Hükümetin Maliye Bakanının her hafta açıklamış olduğu kimi açıklamalara baktığımızda, mali anlamda içinden geçtiğimiz süreçteki zorlukların farkındayız. Bu yeni dönemde, devletin gelirlerinde nispi bir azalma meydana gelmesiyle birlikte yerel yönetimlere aktarılacak olan paylarda da bir azalma, belki onun da ötesinde bu şubat ve mart ayında gördüğümüz biçimde yerel yönetimlere aktarılan paylardan kesinti oranlarının arttırılması gibi de uygulamalarla karşı karşıya kalacağız. Buradan siyasi iktidarı uyarmak istiyorum: Yani tefeciye, faizciye yurt içi ve yurt dışından kredi kullandığınız için yüksek maliyetlerle borçlandığımız bedelleri öderken her türlü kaynağı kullanıyorsunuz ama 80 milyon Türkiye'de insan belediye hizmetlerinden yararlanıyor, bu insanların yaşadığı şehirlerin yaklaşık 53 milyon insan CHP’li belediyeler tarafından yönetilecek, şimdi devlet tasarrufa yerel yönetimlerin kaynaklarını kısarak onların alması gereken İller Bankası payı ya da Hazine payları üzerinde yeni düzenlemeler yaparak, bu bedelleri azaltarak sağlayamaz.
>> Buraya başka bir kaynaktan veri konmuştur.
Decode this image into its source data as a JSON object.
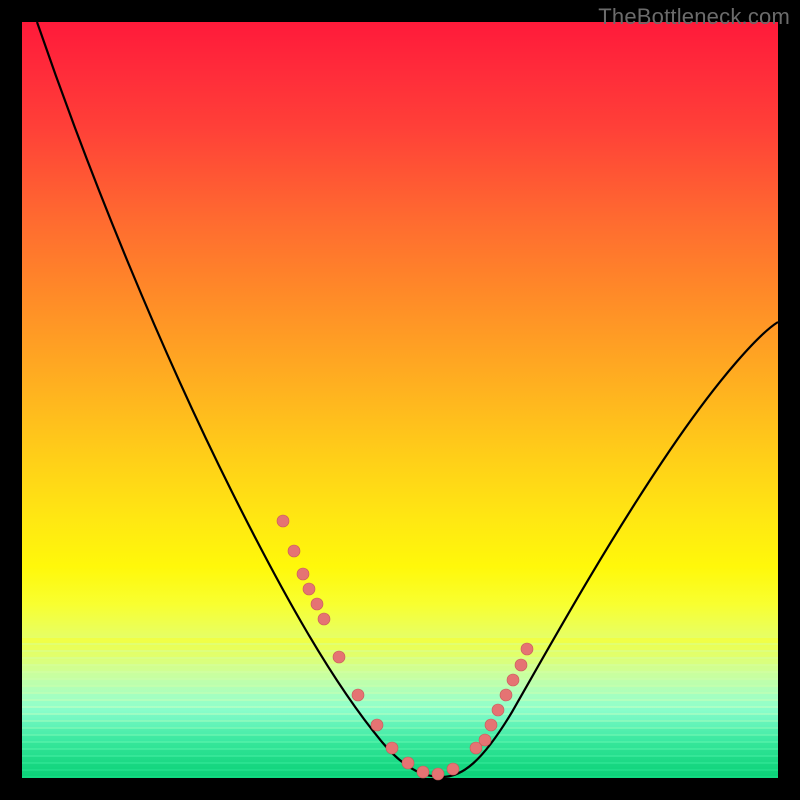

Bir kez daha söylüyorum: İktidar gittiği yolun yanlış olduğunu görmeli, belediyeler üzerinden yapacakları cezalandırmanın milleti cezalandırmak olduğunu, geçmişte CHP’li belediye başkanlarının ellerini, kollarını belediye meclislerinde karar alma haklarını engelleyerek, belediye meclisi çoğunluğunu kullanarak belediye başkanlarının getirdiği kimi yatırımları engelleyerek, borçlanma ya da uygun koşullarda bulunmuş kredileri engelleyerek izledikleri modelin AK Parti’ye seçim kaybettirdiğinin mutlaka görmesi gerekir.

"Şatafat düzeninden vazgeçin"

O nedenle bir kez daha buradan 31 Mart seçimlerinde Türkiye'nin birinci partisi CHP’nin Genel Başkan Yardımcısı olarak uyarıyorum: Eğer kafanızın arkasında böyle bir yol varsa bu yol yanlış bir yoldur. Belediyeleri cezalandırmak halkı cezalandırmaktır ve Türk milleti de artık kimin, neyi, nasıl yaptığını çok iyi bilmektedir. Merkez Bankası 818 milyar lira 2023 yılında zarar edecek, Hazine yüksek maliyetlerle borçlanacak, kur korumalı mevduat adı altında oluşturduğunuz aptalca bir uygulama yüzünden trilyonlarca lira kamuyu borca sokacaksınız; sonra dönüp bunun bedelini emeklilerden, çalışan kesimlerden ya da halka hizmeti edecek olan belediyelerden almaya çalışacaksınız. Bu yol, yanlış yoldur. Buradan iktidarı bir kez daha uyarıyorum: Bu yola sakın tevessül etmesinler. İsraf ekonomisinden vazgeçsinler. Şatafat düzeninden vazgeçsinler. Kendilerine kurdukları bu saltanat düzeninden vazgeçsinler. Kamunun kaynaklarını millete aktaracak, milletin hizmetlerine aktaracak uygulamalara gitsinler. Üç-beş müteahhidi zengin etmek, üç-beş şirkete düşük faizli krediler vererek onların kamu eliyle zenginleşmesinin yerine 80 milyon belediyecilik hizmeti alan yurttaşımızın 86 milyon insanımızın çıkarlarını koruyacak ekonomik politikalar hayata geçirsinler.”